Searching Between the Covers: Convera and Encyclopedia Britannica
Despite their original mandate to serve a broad range of consumers, Encyclopedia Britannica went online in 1994 available only to universities by subscription. Gradually, they opened the site to other institutions and consumers. However, since consumers and researchers really have different needs, they soon set up a separate consumer site.
In 1999, the prevailing Web model was to offer free content that attracted traffic and then to advertise to those who came. That changed when the ad market on the Web collapsed. As a result, Britannica's site currently operates on two levels: Any subscriber can access the entire site, including the beginnings of all articles, the Merriam-Webster collegiate dictionary, and articles from many popular and professional magazines; but Britannica now charges a subscription fee to read full articles. Customers are not going to pay for what they can't find.

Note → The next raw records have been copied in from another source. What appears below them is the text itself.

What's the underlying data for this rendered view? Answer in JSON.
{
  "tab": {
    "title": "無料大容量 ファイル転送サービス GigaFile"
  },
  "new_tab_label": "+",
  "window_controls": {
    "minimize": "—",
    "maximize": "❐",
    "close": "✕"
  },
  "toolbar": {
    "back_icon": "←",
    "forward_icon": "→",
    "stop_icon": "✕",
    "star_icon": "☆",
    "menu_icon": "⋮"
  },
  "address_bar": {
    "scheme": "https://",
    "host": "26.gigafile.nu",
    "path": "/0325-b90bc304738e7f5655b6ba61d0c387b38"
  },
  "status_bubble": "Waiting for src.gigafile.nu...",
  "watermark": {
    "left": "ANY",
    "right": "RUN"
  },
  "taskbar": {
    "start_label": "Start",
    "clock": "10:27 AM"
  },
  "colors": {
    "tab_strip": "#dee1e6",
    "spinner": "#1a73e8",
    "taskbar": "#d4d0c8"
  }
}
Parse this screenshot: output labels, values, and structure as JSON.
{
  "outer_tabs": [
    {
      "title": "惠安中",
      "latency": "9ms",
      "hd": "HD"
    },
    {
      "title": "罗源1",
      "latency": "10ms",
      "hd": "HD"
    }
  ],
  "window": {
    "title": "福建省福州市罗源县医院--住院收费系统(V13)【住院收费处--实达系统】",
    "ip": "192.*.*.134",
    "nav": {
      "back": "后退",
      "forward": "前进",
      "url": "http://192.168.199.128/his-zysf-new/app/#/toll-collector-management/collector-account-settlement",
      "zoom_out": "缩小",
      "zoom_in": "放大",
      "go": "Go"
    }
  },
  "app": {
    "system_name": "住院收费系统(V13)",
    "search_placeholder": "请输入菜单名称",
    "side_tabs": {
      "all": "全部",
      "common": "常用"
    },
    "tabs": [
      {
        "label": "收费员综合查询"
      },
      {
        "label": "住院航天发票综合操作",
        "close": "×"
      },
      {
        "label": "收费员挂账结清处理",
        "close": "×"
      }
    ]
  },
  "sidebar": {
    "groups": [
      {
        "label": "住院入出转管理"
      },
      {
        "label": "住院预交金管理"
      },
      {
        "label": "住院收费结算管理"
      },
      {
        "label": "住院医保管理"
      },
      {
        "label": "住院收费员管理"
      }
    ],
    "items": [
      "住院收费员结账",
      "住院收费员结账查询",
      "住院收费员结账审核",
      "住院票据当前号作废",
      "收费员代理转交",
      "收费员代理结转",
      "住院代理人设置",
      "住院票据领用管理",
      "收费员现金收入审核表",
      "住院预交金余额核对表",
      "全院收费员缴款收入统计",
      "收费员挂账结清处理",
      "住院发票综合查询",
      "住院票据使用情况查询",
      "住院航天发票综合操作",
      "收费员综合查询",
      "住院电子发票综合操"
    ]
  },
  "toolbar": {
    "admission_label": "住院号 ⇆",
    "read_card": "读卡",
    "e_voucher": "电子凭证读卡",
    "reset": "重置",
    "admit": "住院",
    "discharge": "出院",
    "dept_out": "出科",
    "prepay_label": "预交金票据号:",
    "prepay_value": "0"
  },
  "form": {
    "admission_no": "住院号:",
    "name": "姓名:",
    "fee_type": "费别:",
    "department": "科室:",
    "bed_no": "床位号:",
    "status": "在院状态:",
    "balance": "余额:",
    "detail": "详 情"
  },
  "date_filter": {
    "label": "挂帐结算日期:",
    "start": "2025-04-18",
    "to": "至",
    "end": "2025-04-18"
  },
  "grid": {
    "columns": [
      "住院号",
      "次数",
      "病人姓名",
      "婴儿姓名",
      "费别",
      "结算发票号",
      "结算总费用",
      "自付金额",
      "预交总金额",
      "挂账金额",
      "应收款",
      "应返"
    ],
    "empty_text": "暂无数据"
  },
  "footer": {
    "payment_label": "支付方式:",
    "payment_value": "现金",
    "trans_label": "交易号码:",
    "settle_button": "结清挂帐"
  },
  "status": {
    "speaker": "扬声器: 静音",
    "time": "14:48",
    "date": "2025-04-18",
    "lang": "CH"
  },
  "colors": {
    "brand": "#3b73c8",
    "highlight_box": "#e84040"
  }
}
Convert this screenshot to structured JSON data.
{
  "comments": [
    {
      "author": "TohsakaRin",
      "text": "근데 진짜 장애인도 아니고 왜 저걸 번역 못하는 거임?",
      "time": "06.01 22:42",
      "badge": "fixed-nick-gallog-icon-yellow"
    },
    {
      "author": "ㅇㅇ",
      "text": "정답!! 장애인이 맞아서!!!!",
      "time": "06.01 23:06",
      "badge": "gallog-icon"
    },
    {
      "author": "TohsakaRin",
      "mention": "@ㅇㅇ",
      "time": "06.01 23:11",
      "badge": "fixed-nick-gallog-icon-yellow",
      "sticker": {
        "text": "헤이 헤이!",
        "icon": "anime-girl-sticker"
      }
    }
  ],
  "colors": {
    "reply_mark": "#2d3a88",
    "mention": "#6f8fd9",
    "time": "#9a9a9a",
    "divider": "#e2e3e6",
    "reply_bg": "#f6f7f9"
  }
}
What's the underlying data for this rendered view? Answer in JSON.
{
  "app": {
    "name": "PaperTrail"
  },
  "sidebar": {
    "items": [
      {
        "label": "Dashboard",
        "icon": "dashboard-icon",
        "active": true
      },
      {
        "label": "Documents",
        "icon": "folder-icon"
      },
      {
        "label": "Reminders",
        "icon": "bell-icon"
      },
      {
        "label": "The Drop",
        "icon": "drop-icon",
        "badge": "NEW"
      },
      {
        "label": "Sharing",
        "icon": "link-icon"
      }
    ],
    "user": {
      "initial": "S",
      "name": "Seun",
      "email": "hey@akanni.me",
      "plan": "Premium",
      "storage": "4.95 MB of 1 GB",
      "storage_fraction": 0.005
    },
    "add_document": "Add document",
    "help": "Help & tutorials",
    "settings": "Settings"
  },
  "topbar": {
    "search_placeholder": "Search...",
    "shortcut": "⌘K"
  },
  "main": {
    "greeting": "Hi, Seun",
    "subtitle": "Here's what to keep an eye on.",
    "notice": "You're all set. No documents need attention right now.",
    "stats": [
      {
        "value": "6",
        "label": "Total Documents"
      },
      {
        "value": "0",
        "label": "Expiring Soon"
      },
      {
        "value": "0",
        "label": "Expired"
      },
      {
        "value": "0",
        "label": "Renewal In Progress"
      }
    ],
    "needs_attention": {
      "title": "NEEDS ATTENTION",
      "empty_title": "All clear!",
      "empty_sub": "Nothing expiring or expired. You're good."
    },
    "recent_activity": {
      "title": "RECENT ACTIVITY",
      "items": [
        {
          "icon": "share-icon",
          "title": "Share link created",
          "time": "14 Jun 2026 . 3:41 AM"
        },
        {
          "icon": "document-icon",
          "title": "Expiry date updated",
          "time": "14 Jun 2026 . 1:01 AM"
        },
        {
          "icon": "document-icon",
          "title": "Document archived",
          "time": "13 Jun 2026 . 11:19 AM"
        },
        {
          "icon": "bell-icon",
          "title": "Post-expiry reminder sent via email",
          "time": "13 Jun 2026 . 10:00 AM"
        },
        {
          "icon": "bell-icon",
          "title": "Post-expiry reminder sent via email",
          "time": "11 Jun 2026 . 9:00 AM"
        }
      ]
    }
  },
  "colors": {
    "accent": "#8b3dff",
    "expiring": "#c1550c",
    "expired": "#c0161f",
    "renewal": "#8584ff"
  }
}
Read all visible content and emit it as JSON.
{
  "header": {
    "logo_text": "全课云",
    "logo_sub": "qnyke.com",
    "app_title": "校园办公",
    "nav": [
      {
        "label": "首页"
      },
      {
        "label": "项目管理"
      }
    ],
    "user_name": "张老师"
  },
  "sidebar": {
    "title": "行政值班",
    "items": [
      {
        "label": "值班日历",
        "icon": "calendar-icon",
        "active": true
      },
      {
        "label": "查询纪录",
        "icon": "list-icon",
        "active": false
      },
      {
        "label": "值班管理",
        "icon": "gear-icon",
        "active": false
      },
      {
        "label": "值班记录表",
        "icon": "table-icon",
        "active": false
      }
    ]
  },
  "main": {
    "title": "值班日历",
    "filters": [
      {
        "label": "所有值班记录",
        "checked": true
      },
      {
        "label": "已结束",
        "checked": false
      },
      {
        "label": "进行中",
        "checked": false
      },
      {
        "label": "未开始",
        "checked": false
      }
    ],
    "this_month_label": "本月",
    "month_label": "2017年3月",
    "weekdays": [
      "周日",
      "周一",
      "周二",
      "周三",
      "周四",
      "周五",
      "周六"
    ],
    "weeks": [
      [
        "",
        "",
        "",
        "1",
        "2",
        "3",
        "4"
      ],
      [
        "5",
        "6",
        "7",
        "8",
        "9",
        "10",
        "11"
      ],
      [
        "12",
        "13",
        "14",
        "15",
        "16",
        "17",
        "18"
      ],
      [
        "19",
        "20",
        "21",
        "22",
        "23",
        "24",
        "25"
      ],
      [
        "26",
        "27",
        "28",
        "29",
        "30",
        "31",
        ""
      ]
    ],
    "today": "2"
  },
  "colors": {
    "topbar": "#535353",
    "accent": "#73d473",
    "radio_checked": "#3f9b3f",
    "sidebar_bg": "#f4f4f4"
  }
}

"An encyclopedia article offers special challenges for a search engine," according to Tom Lang, Britannica's executive director for product technology. "An article may be about a specific topic, but that topic, itself, might not be mentioned inside the article. For example, an article on chocolate might cover cocoa leaves, caffeine, even Hershey, Pennsylvania, while it only mentions the word chocolate in the title. Similarly, an article on President John Kennedy may be titled KENNEDY, John Fitzgerald, but then use Title Variance, referring to the subject as Mr. Kennedy, JFK, Jack, or the President. Also, inside the article, the content tends to be both complex and structured. So, when we looked at search engines, our primarily criteria were flexibility and the ability to fine tune a search." The tool that provides Encyclopedia Britannica with this level of flexibility is Convera's RetrievalWare.
To begin with, RetrievalWare offers several levels of content security. This allows Britannica to make one set of data open to anyone, yet restricts additional "levels" to access by paid subscribers; RetrievalWare only returns documents that a given user is allowed to see.
Although Convera offers several attractive front-end templates, Encyclopedia Britannica felt that they needed a site based on their own architecture. Thus, they chose to employ only the RetrievalWare engine to identify relevant articles. It retrieves the ID numbers of all relevant articles, and passes those numbers to businessware that performs look-ups against EB's Oracle database, and displays articles for the user.
"We're very happy with the way the site has developed," says Tom Panelas, Britannica's director of corporate communications. "We've signed over 50,000 paid subscribers since we initiated the paying model, in July 2001. When we decided to introduce additional databases, such as magazines, our Student Encyclopedia Britannica, and the Concise Encyclopedia Britannica, it went wonderfully. RetrievalWare allowed us to offer new and different ‘concept sources' [databases] with a minimum of effort and very little developmental programming."
"Britannica came to us," says Convera's senior manager, product marketing John Henry Gross, "because a typical keyword search only produces the documents that you know exist. So anyone using the online encyclopedia would have to search using precisely the terms that appear in an article. For example, if you want medical information, typing ‘newest high blood pressure medication info' would retrieve ‘the newest high blood pressure medication,' but not ‘the latest hypertension drug.'"
Not only must a good search engine recall the relevant documents, it must be precise enough to ensure that the best 20-30 documents appear on the top of the list. "A basic text search ranks relevance only using the words that the searcher types in," Gross says; "it can't evaluate words with a conceptually similar meaning. RetrievalWare uses a semantic-based ‘concept search' for both wider recall and greater precision."
A concept search relies on a strong set of semantic relationships—an understanding of which words are related to others. Also, since idioms take on extra importance in articles for and about most professions, it requires any number of industry-specific "cartridges" to supplement a search engine's general vocabulary.
Convera's solution is also very scalable. "An encyclopedia can require terabytes of data," says Gross, "and RetrievalWare is one of the only search engines that can handle that large a range. It can also search across Encyclopedia Britannica's multiple file types and media types, including text, audio, video, and images."
"Our goal," says Panelas, "was to bring together a number of research sources that used to be spread out in many places. When I researched a term paper in college, I began with the encyclopedia, and then went to the card catalog to track down related articles in magazines or on microfilm, and then perhaps I hit the ‘stacks' to browse. The Internet makes it possible to put all the sources that belong together in one place. So," he concludes, "Britannica is helping to realize one of the great dreams of the Internet."